Siklus perjalanan ruh manusia demikian kronik, runtut hingga ia mengandaikan adanya rahmat dan anugrah dari Allah. Ketika hidup, tatkala manusia lahir sampai kemudian wafat, rahmat Allah SWT berupa nikmat hidup dan karunia yang tak terhingga menyertai manusia. Karena itu kemudian hidup sebagai anugrah yang mesti kukuh disyukuri. Jika anugrah hidup tidak disyukuri, tapi malah dilencengkan untuk mendurhakai Allah, maka hidup akan menjadi minyak yang bakal menyulut mala petaka bagi diri manusia dan akan menyeret nasib pada kesudahan yang buruk.

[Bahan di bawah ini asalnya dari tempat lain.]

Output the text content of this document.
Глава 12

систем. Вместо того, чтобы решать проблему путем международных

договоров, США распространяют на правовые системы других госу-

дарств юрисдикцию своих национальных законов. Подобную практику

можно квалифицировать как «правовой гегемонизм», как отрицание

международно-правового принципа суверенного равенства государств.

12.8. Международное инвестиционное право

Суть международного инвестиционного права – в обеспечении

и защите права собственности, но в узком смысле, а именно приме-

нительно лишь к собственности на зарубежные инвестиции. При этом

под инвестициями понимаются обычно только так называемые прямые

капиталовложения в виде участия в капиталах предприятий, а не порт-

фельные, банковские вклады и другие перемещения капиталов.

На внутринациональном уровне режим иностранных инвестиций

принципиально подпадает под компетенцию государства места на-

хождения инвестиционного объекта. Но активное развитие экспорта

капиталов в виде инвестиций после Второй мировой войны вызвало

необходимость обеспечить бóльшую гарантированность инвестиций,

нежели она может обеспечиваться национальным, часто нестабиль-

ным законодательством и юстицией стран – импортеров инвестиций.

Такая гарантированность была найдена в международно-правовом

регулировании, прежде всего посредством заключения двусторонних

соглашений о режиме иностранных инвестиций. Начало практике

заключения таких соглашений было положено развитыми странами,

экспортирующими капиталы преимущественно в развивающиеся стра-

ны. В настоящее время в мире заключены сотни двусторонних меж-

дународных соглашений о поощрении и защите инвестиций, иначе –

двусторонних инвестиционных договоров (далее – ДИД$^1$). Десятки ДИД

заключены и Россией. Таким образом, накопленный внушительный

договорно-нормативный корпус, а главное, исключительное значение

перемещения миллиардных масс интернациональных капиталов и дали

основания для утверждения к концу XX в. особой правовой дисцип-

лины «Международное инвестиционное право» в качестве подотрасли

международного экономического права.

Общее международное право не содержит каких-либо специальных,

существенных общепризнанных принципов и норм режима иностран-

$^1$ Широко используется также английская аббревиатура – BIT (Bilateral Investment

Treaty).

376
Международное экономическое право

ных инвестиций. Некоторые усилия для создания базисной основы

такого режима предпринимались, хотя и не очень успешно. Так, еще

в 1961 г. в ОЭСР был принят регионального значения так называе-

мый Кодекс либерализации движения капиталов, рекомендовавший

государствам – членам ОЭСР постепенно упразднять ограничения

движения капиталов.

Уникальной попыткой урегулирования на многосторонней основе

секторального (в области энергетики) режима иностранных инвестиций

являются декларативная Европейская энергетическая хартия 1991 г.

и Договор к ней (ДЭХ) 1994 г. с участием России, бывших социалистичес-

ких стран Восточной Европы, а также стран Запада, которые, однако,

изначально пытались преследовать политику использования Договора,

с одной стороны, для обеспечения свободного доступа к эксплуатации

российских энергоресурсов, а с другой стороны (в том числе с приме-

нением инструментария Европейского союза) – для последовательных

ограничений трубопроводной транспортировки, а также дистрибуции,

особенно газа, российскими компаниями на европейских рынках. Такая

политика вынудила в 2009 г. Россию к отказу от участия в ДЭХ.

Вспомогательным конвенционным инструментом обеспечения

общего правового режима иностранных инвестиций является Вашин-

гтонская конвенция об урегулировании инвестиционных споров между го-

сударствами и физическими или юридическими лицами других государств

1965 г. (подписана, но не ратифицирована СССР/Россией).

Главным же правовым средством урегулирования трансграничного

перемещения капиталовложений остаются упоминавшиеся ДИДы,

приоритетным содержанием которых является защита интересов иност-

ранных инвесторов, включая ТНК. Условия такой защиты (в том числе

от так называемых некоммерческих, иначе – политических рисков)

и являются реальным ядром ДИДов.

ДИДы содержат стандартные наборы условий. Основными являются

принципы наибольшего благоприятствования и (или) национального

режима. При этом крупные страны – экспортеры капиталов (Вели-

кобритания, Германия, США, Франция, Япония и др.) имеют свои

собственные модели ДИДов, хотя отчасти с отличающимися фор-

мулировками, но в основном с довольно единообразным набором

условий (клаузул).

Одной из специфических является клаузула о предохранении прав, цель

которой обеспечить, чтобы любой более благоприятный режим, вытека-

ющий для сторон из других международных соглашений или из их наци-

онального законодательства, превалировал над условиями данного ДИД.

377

Dalam firman Allah yang artinya :
" Maka apakah orang yang kamu janjikan kepadanya suatu janji yang baik(surga) lalu ia memperolehnya, sama Dengan orang yang Kami berikan kepadanya kenikmatan hidup duniawi. Kemudian Dia pada hari kiamat Termasuk orang - orang yangdiseret (kedalam neraka) ? . "
( QS, Al-Qashash : 61 )
Keimana yang terus bergetar, niscaya betapa Allah selalu menyertai kehidupan kita. Kendati iman itu bagaikan gelombang. Tapi percayalah ketika keimanan berada pada titik terendah, pada saat itu kemudian manusia diuji, masihkah kokoh dirinya dalam iman atau tidak. Dan kemuliaan akan didapat ketika dirinya mampu kembali memperbaharui iman. Dan pada saat ini kemudian, manisnya iman akan ditunai atau dipetik hasilnya. Untuk itu teruslah pupuk keimanan, dan rayakan dengan rasa syukur yang hebat...!!!